Sunday, September 3, 2023

On "Montanism" by Christine Trevett ***

This was not exactly an introduction to the subject of the heretical Christian group that emerged in the last second century. What I mean is that the work is definitely aimed at scholars who have a pretty good degree of familiarity with the subject. It's full of arguments with other scholars about the sect and specialized language. As such, it wasn't quite what I was hoping for.

Trevett's views on the subject are in some way difficult to parse, insofar as she spends much time presenting the views of others and then discounting those. If I read her correctly, she believes the Montanists got a bad wrap and that they were not nearly so heretical as they are said to have been.

Montanism originated with a set of prophecies made by one Montanus and a couple of women in the late second century and spread rapidly from its central Asia Minor origin to Rome and Africa and elsewhere, converting along the way the famous Christian writer Tertullian. They were known for being against marriage, for various prophecies (the New Prophecy), for their ecstatic state when making such prophecies, and for their claim to be actually the embodiment of God and the Holy Spirit when prophesying.

All this may be twaddle Trevett seems to say. The ascetic views were not terribly out of keeping with many other Christians of the era. The world certainly did seem to be falling apart for those alive at the time (war, pestilence that may have killed as much as 25 percent of the Roman Empire's population). Our knowledge of the sect comes mostly from those who stood up against it, save for Tertullian, but the degree to which his African variety actually spoke for the earlier origin, we can't know.
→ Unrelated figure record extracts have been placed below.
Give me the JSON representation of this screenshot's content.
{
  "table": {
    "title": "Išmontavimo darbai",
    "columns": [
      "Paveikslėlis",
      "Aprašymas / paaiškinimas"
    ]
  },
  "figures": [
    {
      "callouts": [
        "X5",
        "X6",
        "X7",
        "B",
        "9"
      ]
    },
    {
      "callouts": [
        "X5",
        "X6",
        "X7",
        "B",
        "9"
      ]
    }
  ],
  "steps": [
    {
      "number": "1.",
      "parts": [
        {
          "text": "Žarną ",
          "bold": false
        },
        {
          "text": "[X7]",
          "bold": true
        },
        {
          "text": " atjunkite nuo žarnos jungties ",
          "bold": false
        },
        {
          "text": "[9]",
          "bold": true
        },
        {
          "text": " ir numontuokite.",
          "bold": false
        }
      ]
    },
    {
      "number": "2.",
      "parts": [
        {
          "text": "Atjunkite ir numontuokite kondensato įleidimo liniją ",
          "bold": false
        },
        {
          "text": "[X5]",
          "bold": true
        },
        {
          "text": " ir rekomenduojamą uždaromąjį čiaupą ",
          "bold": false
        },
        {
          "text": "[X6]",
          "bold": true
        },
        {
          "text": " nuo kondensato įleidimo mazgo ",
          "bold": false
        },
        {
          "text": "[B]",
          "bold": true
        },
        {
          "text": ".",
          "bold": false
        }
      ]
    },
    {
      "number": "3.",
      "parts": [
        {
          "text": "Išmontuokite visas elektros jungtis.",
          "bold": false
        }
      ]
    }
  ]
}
As such, the Montanists may root back to a tradition of prophecy in the area established by John, the other of Revelation, and by Philip's three prophesying daughters. The prophecies that we know of don't seem all that out of step with common prophecies denoted in the Old and New Testament, regarding the end of the world. The idea that these prophets thought themselves the embodiment of God may just be the (possibly intentional) misreadings of their statements (or readings of later prophets rather than the early ones). What's really going on, Trevett seems to be claiming, is a conflict between hierarchical authority being established in Rome and a more organic concept of God speaking directly to his believers through the spirit. (This would have found a central point of contention in the Montanists view that "Jerusalem" had been relocated to the local settlement of Pepuza, to which Jesus would return.) It's an interesting theory, though I can't say that I am convinced that the views of the Montanists were otherwise quite orthodox insofar as following earlier beliefs, if we are to take Tertullian's writings as indicative of them, since he clearly taught some things not part of the first-century church's views (trinity, heaven and hell). However, the New Prophecy certainly does seem to be in line with many an apocalyptic group that let its enthusiasm carry them away into specific application of biblical prophecy that turned out to have no bearing in reality.